We can also check the quality of representation or cos2 of each variables. A high cos2 indicates a good representation of the variable on the principal component. In this case the variable is positioned close to the circumference of the correlation circle. A low cos2 indicates that the variable is not perfectly represented by the PCs. In this case the variable is close to the center of the circle.
fviz_cos2(wholesale_pca, choice = "var", fill = "cos2") + scale_fill_viridis_c(option = "B") +
theme(legend.position = "top")
Variables that highly contributed to PC2 are Detergents_Paper and Milk, while the rest of the first 3 variables contribute more toward PC1, especially Grocery, which has the highest contribution toward PC1.
a <- dimdesc(wholesale_pca)
as.data.frame(a[[1]]$quanti)
## correlation p.value
## Grocery 0.9420663 6.584197e-210
## Detergents_Paper 0.8922741 2.332450e-153
## Milk 0.8865463 1.021905e-148
## Delicassen 0.4044408 9.572010e-19
## cluster -0.4030353 1.292527e-18
PCA can also be integrated with the result of the K-means Clustering to help visualize our data in a fewer dimensions than the original features.
fviz_cluster(object = km, data = df, labelsize = 0) + theme_minimal()
However, same problem like the individual observations map happened: we have to little dimensions to represent our data.

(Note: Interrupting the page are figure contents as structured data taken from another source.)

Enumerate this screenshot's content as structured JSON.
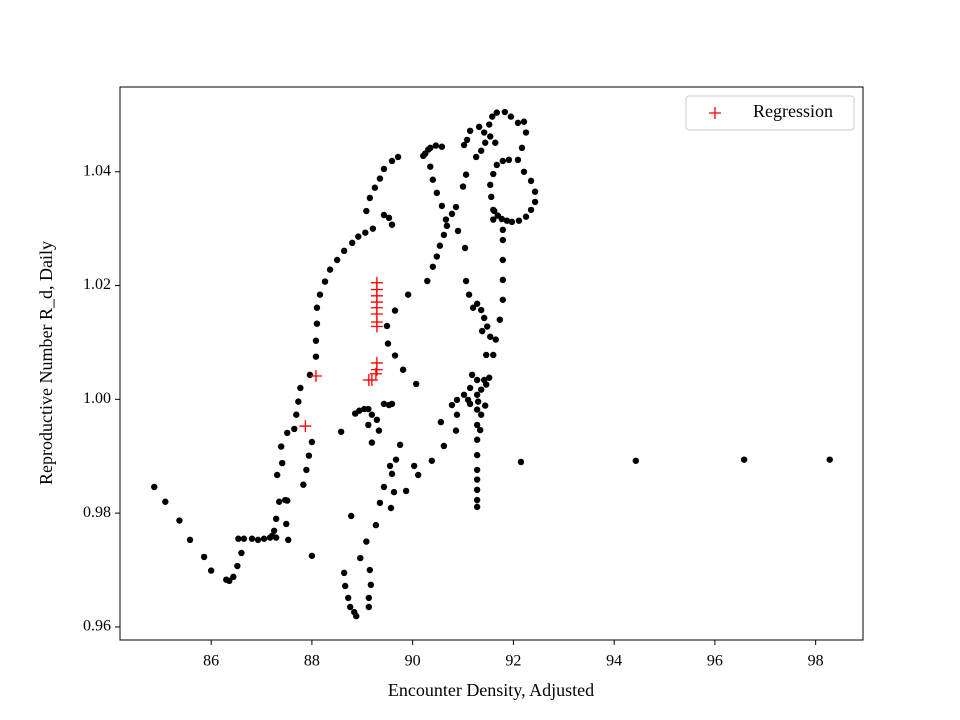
{
  "chart_data": {
    "type": "scatter",
    "xlabel": "Encounter Density, Adjusted",
    "ylabel": "Reproductive Number R_d, Daily",
    "xlim": [
      84.19,
      98.94
    ],
    "ylim": [
      0.9577,
      1.0549
    ],
    "xticks": [
      86,
      88,
      90,
      92,
      94,
      96,
      98
    ],
    "yticks": [
      0.96,
      0.98,
      {
        "value": 1,
        "label": "1.00"
      },
      1.02,
      1.04
    ],
    "grid": false,
    "legend": "upper right",
    "series": [
      {
        "color": "#000000",
        "marker": "o",
        "x": [
          84.87,
          85.09,
          85.37,
          85.58,
          85.86,
          86.0,
          86.3,
          86.36,
          86.44,
          86.52,
          86.6,
          86.54,
          86.65,
          86.81,
          86.93,
          87.05,
          87.17,
          87.29,
          87.21,
          87.25,
          87.29,
          87.31,
          87.35,
          87.41,
          87.47,
          87.53,
          87.49,
          87.51,
          87.39,
          87.51,
          87.65,
          87.69,
          87.73,
          87.77,
          87.83,
          87.89,
          87.94,
          88.0,
          88.0,
          87.96,
          88.08,
          88.08,
          88.1,
          88.1,
          88.16,
          88.26,
          88.36,
          88.5,
          88.64,
          88.8,
          88.92,
          89.06,
          89.21,
          89.08,
          89.15,
          89.25,
          89.35,
          89.43,
          89.59,
          89.71,
          89.43,
          89.53,
          89.59,
          88.78,
          88.64,
          88.66,
          88.72,
          88.76,
          88.84,
          88.88,
          88.96,
          89.08,
          89.15,
          89.17,
          89.13,
          89.13,
          89.27,
          89.35,
          89.43,
          89.55,
          89.57,
          89.63,
          89.59,
          89.67,
          89.75,
          89.87,
          90.03,
          90.11,
          90.38,
          90.62,
          90.86,
          90.88,
          90.78,
          90.56,
          88.58,
          88.86,
          88.94,
          89.04,
          89.12,
          89.19,
          89.33,
          89.43,
          89.53,
          89.59,
          89.19,
          89.29,
          89.12,
          89.51,
          89.49,
          89.65,
          89.65,
          89.81,
          89.91,
          90.07,
          90.29,
          90.4,
          90.48,
          90.54,
          90.62,
          90.68,
          90.78,
          90.86,
          90.9,
          90.66,
          90.58,
          90.48,
          90.4,
          90.35,
          90.25,
          90.35,
          90.46,
          90.58,
          90.31,
          90.21,
          91.0,
          91.06,
          91.08,
          91.14,
          91.02,
          91.04,
          91.06,
          91.12,
          91.2,
          91.38,
          91.46,
          91.52,
          91.18,
          91.14,
          91.1,
          91.14,
          90.88,
          91.02,
          91.28,
          91.28,
          91.28,
          91.28,
          91.28,
          91.28,
          91.28,
          91.28,
          91.28,
          91.28,
          91.28,
          91.36,
          91.42,
          91.46,
          91.44,
          91.36,
          91.34,
          91.3,
          91.28,
          91.36,
          91.42,
          91.48,
          91.54,
          91.6,
          91.65,
          91.73,
          91.79,
          91.79,
          91.79,
          91.79,
          91.79,
          91.6,
          91.6,
          91.56,
          91.54,
          91.6,
          91.67,
          91.79,
          91.91,
          91.26,
          91.36,
          91.44,
          91.54,
          91.52,
          91.58,
          91.67,
          91.83,
          91.95,
          92.09,
          92.21,
          92.25,
          92.17,
          92.09,
          92.21,
          92.35,
          92.43,
          92.43,
          92.35,
          92.25,
          92.11,
          91.97,
          91.87,
          91.77,
          91.69,
          91.62,
          91.42,
          91.32,
          91.64,
          92.15,
          94.43,
          96.58,
          98.28
        ],
        "values": [
          0.9846,
          0.982,
          0.9787,
          0.9753,
          0.9723,
          0.9699,
          0.9683,
          0.9681,
          0.9688,
          0.9707,
          0.973,
          0.9755,
          0.9755,
          0.9755,
          0.9753,
          0.9755,
          0.9757,
          0.9757,
          0.976,
          0.9769,
          0.979,
          0.9867,
          0.982,
          0.9888,
          0.9823,
          0.9753,
          0.9781,
          0.9822,
          0.9917,
          0.9941,
          0.9948,
          0.9973,
          0.9996,
          1.002,
          0.985,
          0.9876,
          0.9901,
          0.9925,
          0.9725,
          1.0043,
          1.0075,
          1.0103,
          1.0133,
          1.0161,
          1.0184,
          1.0207,
          1.0228,
          1.0245,
          1.0261,
          1.0275,
          1.0286,
          1.0293,
          1.03,
          1.0331,
          1.0354,
          1.0372,
          1.0388,
          1.0405,
          1.0419,
          1.0426,
          1.0324,
          1.0319,
          1.0307,
          0.9795,
          0.9695,
          0.9672,
          0.9651,
          0.9635,
          0.9626,
          0.9619,
          0.9721,
          0.975,
          0.97,
          0.9674,
          0.9651,
          0.9635,
          0.9779,
          0.9818,
          0.9846,
          0.9883,
          0.9809,
          0.9837,
          0.9869,
          0.9894,
          0.992,
          0.9839,
          0.9883,
          0.9867,
          0.9892,
          0.9918,
          0.9945,
          0.9973,
          0.999,
          0.996,
          0.9943,
          0.9975,
          0.998,
          0.9983,
          0.9983,
          0.9924,
          0.9945,
          0.9992,
          0.999,
          0.9992,
          0.9973,
          0.9964,
          0.9955,
          1.0098,
          1.0129,
          1.0156,
          1.0077,
          1.0052,
          1.0184,
          1.0027,
          1.0208,
          1.0233,
          1.0251,
          1.027,
          1.0289,
          1.0305,
          1.0326,
          1.0338,
          1.0296,
          1.0316,
          1.034,
          1.0363,
          1.0386,
          1.0409,
          1.0432,
          1.0442,
          1.0446,
          1.0444,
          1.0439,
          1.0428,
          1.0374,
          1.0395,
          1.0456,
          1.0472,
          1.0447,
          1.0266,
          1.0208,
          1.0184,
          1.0161,
          1.012,
          1.0078,
          1.0038,
          1.0043,
          1.002,
          0.9999,
          0.9992,
          0.9999,
          1.0008,
          1.0034,
          1.0008,
          0.9982,
          0.9955,
          0.9929,
          0.9902,
          0.9876,
          0.9859,
          0.9841,
          0.9823,
          0.9811,
          1.0017,
          1.0034,
          1.0026,
          0.9989,
          0.9973,
          0.9946,
          0.9996,
          1.0168,
          1.0157,
          1.0143,
          1.0128,
          1.011,
          1.0078,
          1.0105,
          1.014,
          1.0175,
          1.021,
          1.0245,
          1.028,
          1.0298,
          1.0316,
          1.0333,
          1.0356,
          1.0377,
          1.0396,
          1.0412,
          1.0419,
          1.0421,
          1.0426,
          1.0437,
          1.0451,
          1.0462,
          1.0483,
          1.0497,
          1.0504,
          1.0505,
          1.0497,
          1.0486,
          1.0488,
          1.0469,
          1.0442,
          1.0421,
          1.04,
          1.0384,
          1.0365,
          1.0347,
          1.0333,
          1.0321,
          1.0314,
          1.0312,
          1.0314,
          1.0317,
          1.0323,
          1.0331,
          1.0469,
          1.0479,
          1.0451,
          0.989,
          0.9892,
          0.9894,
          0.9894
        ]
      },
      {
        "name": "Regression",
        "color": "#ff0000",
        "marker": "+",
        "x": [
          87.87,
          88.08,
          89.29,
          89.29,
          89.29,
          89.29,
          89.29,
          89.29,
          89.29,
          89.29,
          89.19,
          89.27,
          89.29,
          89.13,
          89.29
        ],
        "values": [
          0.9953,
          1.0041,
          1.0205,
          1.0193,
          1.0182,
          1.0171,
          1.0161,
          1.015,
          1.0136,
          1.0128,
          1.0034,
          1.0045,
          1.0064,
          1.0034,
          1.0052
        ]
      }
    ]
  }
}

On the above visualization, our cluster looks like intersecting each other because we don’t have enough dimensions to represent them.
We may add 1 more dimensions using plotly to see if our clusters is still clumped together.
plot_ly(df_pca, x = ~Dim.1, y = ~Dim.2, z = ~Dim.3, color = ~cluster, colors = c("black",
"red", "green", "blue")) %>% add_markers() %>% layout(scene = list(xaxis = list(title = "Dim.1"),
yaxis = list(title = "Dim.2"), zaxis = list(title = "Dim.3")))
We can pull some conclusions regarding our dataset based on the previous cluster and principle component analysis:
We can separate our data into at least 5 clusters based on all of the numerical features, with more than 66% of the total sum of squares come from the distance of observations between clusters.
We can reduce our dimensions from 6 features into just 3 dimensions and still retain more than 80% of the variances using PCA. The dimensionality reduction can be useful if we apply the new PCA for machine learning applications.
However, as we have seen, the dimensionality reduction is not enough for us to visualize the clustering of our data, indicated by overlapping of clusters if we only use the first 3 dimensions. Maybe for the next research, we can use the result from the gap statistic method which the result is 7 cluster.